Correlated Molecular Orbital Theory Study of the Al + CO₂ Reaction

Density functional theory (DFT) and correlated molecular orbital electronic structure calculations were used to study the Al + CO₂ → AlO + CO reaction on the electronic ground-state potential-energy surface (PES). Geometries were optimized using DFT (M11/jun-cc-pV(Q+d)Z) and more accurate energies were obtained using the composite Weizmann-1 theory with Brueckner doubles (W1BD). The results comprise the most complete, most systematic characterization of the Al + CO₂ reaction surface to date and are based on consistent application of high-level methods for all stationary points identified.
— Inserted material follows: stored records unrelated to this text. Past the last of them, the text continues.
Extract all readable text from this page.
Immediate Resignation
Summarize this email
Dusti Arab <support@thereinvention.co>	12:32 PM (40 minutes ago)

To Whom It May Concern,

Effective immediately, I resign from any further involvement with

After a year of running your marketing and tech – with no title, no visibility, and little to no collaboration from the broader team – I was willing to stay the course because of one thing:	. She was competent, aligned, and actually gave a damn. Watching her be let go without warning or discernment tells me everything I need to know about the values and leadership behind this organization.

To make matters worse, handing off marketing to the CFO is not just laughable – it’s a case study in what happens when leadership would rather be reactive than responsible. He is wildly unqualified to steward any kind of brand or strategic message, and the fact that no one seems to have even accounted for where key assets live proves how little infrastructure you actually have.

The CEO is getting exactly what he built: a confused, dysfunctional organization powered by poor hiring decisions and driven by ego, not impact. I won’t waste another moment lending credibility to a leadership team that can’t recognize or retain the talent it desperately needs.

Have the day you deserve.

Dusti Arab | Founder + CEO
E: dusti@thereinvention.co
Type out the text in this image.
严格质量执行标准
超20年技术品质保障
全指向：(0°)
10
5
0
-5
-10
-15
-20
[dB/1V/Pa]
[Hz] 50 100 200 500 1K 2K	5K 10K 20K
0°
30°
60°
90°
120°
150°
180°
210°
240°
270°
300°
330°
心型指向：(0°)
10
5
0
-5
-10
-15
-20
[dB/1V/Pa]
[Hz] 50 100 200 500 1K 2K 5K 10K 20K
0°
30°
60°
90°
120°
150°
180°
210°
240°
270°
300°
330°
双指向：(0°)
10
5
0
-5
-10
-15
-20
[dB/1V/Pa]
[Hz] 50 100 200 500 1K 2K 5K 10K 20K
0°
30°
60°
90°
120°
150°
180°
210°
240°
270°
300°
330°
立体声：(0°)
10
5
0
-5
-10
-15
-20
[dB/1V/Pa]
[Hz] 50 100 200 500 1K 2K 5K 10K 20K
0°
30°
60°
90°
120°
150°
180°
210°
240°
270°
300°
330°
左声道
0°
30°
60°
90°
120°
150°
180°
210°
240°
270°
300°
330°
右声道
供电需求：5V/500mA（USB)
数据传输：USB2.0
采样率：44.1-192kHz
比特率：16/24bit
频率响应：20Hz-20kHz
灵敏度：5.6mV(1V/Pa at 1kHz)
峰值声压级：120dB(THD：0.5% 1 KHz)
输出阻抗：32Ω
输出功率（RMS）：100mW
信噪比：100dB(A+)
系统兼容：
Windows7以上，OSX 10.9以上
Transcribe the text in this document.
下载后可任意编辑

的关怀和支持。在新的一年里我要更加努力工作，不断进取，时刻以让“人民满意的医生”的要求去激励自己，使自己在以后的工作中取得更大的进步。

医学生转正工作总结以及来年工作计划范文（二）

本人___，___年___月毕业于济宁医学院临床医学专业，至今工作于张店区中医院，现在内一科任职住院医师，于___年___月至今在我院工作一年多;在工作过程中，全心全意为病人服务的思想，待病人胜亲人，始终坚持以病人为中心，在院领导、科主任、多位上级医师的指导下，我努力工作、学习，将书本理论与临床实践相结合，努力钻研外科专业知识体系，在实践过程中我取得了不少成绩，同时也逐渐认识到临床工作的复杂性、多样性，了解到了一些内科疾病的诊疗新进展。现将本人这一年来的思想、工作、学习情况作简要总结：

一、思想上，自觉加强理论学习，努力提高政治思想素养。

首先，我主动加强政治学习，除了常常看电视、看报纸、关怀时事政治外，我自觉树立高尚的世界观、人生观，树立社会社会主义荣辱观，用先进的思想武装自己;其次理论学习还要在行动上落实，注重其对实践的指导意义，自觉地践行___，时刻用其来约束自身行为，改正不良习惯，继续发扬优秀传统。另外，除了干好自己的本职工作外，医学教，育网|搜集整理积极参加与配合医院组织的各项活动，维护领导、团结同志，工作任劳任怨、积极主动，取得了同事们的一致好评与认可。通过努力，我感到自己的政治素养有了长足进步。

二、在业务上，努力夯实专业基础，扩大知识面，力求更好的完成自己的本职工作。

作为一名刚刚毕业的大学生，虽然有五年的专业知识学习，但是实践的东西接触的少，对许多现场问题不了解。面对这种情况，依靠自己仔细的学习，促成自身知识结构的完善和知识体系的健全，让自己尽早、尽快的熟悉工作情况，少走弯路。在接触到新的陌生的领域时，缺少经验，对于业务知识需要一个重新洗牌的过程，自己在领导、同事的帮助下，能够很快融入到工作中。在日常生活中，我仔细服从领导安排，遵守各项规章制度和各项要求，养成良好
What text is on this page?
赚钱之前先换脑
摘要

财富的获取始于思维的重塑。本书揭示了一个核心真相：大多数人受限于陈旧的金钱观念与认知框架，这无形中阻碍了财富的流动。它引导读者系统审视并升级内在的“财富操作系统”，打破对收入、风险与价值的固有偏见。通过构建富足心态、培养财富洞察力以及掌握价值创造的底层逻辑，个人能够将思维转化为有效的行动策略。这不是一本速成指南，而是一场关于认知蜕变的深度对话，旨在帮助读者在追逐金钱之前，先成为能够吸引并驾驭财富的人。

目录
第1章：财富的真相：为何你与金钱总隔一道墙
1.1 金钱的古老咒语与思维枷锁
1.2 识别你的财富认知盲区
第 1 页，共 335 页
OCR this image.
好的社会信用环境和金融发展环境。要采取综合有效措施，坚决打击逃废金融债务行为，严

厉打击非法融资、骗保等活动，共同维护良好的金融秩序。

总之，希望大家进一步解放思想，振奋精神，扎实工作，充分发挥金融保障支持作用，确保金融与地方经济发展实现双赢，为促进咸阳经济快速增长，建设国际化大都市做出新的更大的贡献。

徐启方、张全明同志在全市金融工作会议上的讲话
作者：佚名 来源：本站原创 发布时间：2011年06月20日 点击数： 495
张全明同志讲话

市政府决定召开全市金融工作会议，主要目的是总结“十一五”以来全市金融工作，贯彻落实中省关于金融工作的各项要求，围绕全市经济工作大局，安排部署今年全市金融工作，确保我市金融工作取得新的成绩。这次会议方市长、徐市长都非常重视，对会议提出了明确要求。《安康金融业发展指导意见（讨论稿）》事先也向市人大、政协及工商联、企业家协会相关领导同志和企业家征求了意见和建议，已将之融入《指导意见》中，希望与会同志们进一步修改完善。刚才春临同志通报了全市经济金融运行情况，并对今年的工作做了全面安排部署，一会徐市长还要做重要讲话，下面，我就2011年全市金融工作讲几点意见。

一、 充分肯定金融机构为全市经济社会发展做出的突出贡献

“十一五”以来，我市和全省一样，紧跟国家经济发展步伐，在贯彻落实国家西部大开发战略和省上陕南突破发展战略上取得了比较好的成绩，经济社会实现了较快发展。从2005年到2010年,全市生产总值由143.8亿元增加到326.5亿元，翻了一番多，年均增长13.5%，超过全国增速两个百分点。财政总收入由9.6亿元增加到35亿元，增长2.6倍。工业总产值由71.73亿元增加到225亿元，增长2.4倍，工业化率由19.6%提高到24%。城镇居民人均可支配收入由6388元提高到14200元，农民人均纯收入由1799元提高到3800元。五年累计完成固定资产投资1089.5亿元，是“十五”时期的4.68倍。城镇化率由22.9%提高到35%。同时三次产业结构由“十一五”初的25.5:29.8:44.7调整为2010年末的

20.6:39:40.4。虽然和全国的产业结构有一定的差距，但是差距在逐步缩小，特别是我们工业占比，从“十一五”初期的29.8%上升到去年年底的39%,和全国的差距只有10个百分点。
The pathways from Al + CO₂ to AlO + CO on the electronic ground-state PES all involve formation of one or more stable AlCO₂ complexes denoted η-AlCO₂, trans-AlCO₂, and C_2v-AlCO₂, among which η-AlCO₂ and C_2v-AlCO₂ are the least and most stable, respectively. We report a new minimum-energy pathway for the overall reaction, namely formation of η-AlCO₂ from reactants and dissociation of that same complex to products via a bond-insertion reaction that passes through a fourth (weakly metastable) AlCO₂ complex denoted cis-OAlCO. Natural Bond Orbital analysis was applied to study trends in charge distribution and the degree of charge transfer in key structures along the minimum-energy pathway. The process of aluminum insertion into CO₂ is discussed in the context of analogous processes for boron and first-row transition metals.